Plante navigates this terrain with remarkable restraint, avoiding heavy-handed commentary while embedding these themes seamlessly into the film. In doing so, Red Rooms becomes a reflection of a society grappling with its own voyeuristic impulses and the growing tension between hyper-visibility and faceless anonymity—where we watch, and are watched, from behind the safe distance of our screens.
Plante, and his cinematographer Vincent Biron, adopt a meticulous, almost Fincher-esque, style, featuring tightly controlled framing and clinical camera movements. The use of intimate close-ups, primarily of Kelly-Anne, is a frequent tool, inviting viewers into her internal world while offering little resolution. Her expression is an enigmatic canvas—still, unreadable, and intensely unnerving—forcing us to scrutinize her face as obsessively as she watches the trial. These lingering shots heighten her emotional ambiguity, compelling us to project our own interpretations onto her silence.
Their reliance on long takes further elongates key moments, imbuing them with a suffocating intensity. We are forced to sit with the ethical discomfort of engaging with such material, yet we can’t look away. The unbroken gaze of the camera implicates us, blurring the line between observer and participant, forcing an uncomfortable confrontation with our own voyeuristic curiosity.
While Red Rooms teases the structure of a procedural thriller, Plante’s true focus lies not in the grisly details of the case but in the psychological landscapes shaped by its aftermath. The film deliberately withholds explicit depictions of violence, opting instead to build dread through implication, reaction, emotional fallout. By never showing the murders or the dark web videos in graphic detail, Plante weaponizes the unknown, which, ultimately, is always far more terrifying—the horror our own imaginations can conjure. This restraint underscores the film’s preoccupation with voyeurism: it’s not what we see, but how we respond to what we believe has happened that defines the experience.

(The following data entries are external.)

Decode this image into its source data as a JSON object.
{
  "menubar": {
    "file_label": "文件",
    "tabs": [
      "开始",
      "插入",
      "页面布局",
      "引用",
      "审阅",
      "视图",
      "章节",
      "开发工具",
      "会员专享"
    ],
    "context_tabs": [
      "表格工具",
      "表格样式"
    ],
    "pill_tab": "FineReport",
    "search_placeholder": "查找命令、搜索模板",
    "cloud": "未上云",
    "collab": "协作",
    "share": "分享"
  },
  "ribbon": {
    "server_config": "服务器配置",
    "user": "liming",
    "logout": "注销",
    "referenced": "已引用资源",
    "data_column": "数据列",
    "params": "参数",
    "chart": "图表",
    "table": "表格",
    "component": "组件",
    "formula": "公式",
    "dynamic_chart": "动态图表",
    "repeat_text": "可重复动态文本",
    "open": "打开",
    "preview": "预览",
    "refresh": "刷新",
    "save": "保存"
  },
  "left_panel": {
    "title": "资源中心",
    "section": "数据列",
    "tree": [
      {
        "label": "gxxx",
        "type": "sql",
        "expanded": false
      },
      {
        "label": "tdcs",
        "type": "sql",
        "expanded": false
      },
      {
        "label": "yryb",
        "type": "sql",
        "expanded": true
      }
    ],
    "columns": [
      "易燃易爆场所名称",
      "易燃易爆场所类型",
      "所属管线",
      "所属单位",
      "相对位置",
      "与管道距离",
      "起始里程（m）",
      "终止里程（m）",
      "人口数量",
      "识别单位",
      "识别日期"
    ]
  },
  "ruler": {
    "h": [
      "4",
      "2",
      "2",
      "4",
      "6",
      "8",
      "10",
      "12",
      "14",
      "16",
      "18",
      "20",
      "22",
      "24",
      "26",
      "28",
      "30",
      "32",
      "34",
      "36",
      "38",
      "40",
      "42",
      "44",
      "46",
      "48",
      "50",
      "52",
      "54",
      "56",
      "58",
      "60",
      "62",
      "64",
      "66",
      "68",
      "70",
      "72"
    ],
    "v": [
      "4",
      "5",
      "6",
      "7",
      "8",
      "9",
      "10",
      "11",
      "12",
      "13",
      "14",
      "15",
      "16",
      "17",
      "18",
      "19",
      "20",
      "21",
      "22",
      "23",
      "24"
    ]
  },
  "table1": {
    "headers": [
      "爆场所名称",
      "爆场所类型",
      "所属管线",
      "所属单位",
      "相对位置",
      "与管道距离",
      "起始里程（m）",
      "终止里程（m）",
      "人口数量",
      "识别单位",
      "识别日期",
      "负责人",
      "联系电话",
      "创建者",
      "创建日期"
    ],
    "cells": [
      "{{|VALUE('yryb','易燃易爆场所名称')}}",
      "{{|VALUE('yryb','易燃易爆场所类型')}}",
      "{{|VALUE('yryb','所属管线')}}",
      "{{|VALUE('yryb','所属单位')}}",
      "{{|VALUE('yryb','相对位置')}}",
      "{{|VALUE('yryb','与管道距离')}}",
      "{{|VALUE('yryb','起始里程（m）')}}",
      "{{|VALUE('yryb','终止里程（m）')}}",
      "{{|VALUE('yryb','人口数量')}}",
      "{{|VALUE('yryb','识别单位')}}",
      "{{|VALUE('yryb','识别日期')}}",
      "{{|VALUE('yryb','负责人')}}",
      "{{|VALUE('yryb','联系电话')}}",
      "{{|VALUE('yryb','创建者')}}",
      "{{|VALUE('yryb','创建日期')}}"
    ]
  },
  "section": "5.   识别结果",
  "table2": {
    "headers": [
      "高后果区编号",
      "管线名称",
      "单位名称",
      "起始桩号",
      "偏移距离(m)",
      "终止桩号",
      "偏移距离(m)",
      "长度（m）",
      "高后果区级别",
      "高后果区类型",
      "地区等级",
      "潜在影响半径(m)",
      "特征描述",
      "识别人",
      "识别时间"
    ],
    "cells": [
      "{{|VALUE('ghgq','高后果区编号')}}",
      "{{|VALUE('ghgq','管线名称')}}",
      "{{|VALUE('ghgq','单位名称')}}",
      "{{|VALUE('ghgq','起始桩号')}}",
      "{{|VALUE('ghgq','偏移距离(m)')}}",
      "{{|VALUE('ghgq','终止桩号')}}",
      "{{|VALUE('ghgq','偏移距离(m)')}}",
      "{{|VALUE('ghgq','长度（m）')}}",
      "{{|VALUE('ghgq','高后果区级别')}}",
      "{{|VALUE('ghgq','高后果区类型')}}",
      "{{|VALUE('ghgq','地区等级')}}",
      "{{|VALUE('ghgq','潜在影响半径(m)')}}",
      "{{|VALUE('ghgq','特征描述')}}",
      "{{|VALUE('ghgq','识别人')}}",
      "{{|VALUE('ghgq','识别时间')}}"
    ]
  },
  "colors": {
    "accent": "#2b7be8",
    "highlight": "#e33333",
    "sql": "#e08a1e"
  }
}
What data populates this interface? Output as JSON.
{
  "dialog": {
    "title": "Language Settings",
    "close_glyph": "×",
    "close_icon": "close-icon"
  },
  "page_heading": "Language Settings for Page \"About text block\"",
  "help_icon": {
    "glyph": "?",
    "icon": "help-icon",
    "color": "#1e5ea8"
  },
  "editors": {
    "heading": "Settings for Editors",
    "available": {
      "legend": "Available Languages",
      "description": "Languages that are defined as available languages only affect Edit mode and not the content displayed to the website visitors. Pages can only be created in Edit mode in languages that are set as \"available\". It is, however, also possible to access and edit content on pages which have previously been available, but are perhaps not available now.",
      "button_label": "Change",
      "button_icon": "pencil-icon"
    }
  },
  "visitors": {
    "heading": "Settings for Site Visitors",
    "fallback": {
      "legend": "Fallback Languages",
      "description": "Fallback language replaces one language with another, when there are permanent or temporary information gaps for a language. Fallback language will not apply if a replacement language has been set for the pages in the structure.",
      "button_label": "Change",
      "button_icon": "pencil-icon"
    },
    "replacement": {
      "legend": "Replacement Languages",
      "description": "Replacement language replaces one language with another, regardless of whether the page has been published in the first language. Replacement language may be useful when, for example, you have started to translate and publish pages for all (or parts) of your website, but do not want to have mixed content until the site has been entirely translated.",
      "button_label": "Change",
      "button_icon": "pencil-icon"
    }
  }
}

Red Rooms masterfully leans into ambiguity, inviting myriad interpretations of both its ending and Kelly-Anne’s true motivations. Plante’s protagonist remains largely inscrutable throughout—her motivations are never truly revealed—whose actions remain as opaque as her expressionless gaze. Is Kelly-Anne driven by obsession, justice, trauma, or something far more complex? The film offers only fragmented clues, resisting clear moral or emotional conclusions. This ambiguity transforms Red Rooms into an intricate psychological puzzle, one that lingers and claws at your conscience. Not to mention it contains one of the most petrifying, and disturbing, courtroom scenes ever recorded… the sounds of which haven’t left my head since first viewing.
With Red Rooms, Plante has potentially crafted a defining film of 2020’s cinema; a thriller that transcends procedural conventions, stripping away sensationalist crime tropes to expose something far more unsettling: our own complicity and voyeurism as viewers. In a world where true crime has become commodified entertainment, Red Rooms dares to implicate its audience—not with what it shows, but with what it leaves unseen, lingering in the dark corners of our imagination. The horror is not just in the crime, but in the act of looking—and realizing we can’t look away.